# Hi-Ho Hi-Ho It's off to Idaho I go...



## TEX-O-BOB (Sep 12, 2007)

Actually, just got back... 2010's Idaho turkey venture turned out much better than last year. Caught pneumonia last year and had to come home and see the doctor. :x This year I got my revenge. Lots of turkeys, ZERO hunting pressure, and with the exception of one rainy morning, great 65 degree sunny weather the whole week. My partner Clint struck first with his gobbler, a nice 20 pound bird with a 10 inch beard and big spurs. The next day I accidentally shot a Jake.  Well, he LOOKED big! I sneaked up on two birds that were in some cover getting out of the rain, popped over the hill and there he was all puffed up and I thought for sure he was a tom. NOT! Oh well, went to the hardware store, bought a second tag, and went out that afternoon again after the rain cleared up. As soon as it stopped raining the birds came out of the woodwork. We found two big toms strutting with three hens in a large meadow. We sneaked through the trees to the edge of the meadow and got set up. I knew calling those toms off the hens was going to be a pipe dream so I went to work on calling the hens in instead. It worked, all the cutting and putting I did got the hens turned and coming our way. Thirty minutes later they were right on the fence and 20 yards away. I had a huge bush in my way and couldn't get a shot. All the hens and one of the toms went under the fence and were getting into the timber behind me. I said to myself, it's now or never. So I did a commando role out from behind the bush, punched the safety on my gun and sat up to shoot. The big tom just deflated and stood there looking at me. Duuuh... That was his last mistake. :twisted: He wasn't as big as Clint's bird but a really nice bird non the less.

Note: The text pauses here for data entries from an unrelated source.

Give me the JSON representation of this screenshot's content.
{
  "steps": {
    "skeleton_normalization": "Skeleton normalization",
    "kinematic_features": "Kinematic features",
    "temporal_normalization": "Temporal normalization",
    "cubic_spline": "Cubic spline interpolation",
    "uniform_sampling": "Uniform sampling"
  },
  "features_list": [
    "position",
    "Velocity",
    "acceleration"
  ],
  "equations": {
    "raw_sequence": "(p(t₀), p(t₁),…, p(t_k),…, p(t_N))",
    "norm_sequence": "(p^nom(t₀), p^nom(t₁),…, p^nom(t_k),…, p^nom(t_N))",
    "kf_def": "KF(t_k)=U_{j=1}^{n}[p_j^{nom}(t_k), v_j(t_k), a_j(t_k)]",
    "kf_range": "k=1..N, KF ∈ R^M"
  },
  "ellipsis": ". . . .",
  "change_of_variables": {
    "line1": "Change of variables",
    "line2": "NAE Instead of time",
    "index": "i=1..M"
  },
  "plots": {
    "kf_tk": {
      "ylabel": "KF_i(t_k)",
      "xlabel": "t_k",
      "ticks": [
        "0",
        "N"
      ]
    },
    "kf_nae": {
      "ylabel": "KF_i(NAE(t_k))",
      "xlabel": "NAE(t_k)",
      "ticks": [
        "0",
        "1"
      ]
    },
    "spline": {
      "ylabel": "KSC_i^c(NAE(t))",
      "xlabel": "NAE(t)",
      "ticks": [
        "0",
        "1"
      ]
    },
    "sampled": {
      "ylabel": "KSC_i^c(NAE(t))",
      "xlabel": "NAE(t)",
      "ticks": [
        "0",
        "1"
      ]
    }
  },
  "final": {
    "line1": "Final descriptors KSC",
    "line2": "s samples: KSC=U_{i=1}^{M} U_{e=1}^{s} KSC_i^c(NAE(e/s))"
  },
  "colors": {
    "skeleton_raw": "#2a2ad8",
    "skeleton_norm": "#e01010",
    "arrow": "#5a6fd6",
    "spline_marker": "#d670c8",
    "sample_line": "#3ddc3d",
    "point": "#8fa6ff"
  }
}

Two weeks, then it's off to Montana with Zimmy. 8)

Idaho Turkey Country


----------



## RJ-Max4 (Sep 11, 2007)

Congrats on two nice Tom's..


----------



## goofy elk (Dec 16, 2007)

Now thats the way to "Git R done" TEX,,,,,,Very nice.


----------



## Comrade Duck (Oct 24, 2007)

Very nice! 

Show us a pic of the Jake. I want to see if it is as small as the one I shot this morning.

Shane


----------



## Mojo1 (Sep 8, 2007)

Sweet Toms!!!!


----------



## dkhntrdstn (Sep 7, 2007)

nice job. tell Clint congrats on a nice tom there.


----------



## STEVO (Sep 13, 2007)

Nice job. Looks like some nice birds  


Btw, Whats with all that Camo Crap your wearing. Was your Elmer Fudd plaid still at the cleaners? :lol:


----------



## sharpshooter25 (Oct 2, 2007)

Nice job. I am off to Nebraska next week for my turkey hunt with my daughter. I am going for both a Jake, and a Tom. I am told that you want a Jake to eat, so that is what I am going for. But I won't lie, if two toms walk out, they are going down. But I will never top my first turkey. Again, nice job, and I think you did all right getting that Jake.


----------



## TEX-O-BOB (Sep 12, 2007)

> Was your Elmer Fudd plaid still at the cleaners? :lol:


 -_O- Funny Guy...

No, I only where that stuff when I'm hunting critters with less than perfect eyesight. Turkeys on the other hand, require a little more "modern" cammo. :wink:

No pics of the Jake... Sorry. He was all wet and I was less than thrilled with having killed him.


----------



## lehi (Sep 13, 2007)

Nice report tex! Haven't seen much posting from you in a while. Nice turkeys there!


----------



## gws (Mar 10, 2010)

Congrats Tex, I what to see those birds (tom and jake) at the next show.


----------



## TEX-O-BOB (Sep 12, 2007)

gws said:


> Congrats Tex, I what to see those birds (tom and jake) at the next show.


 *-band-*


----------



## Al Hansen (Sep 7, 2007)

Very nice. Thanksgiving is taken care of. 8)


----------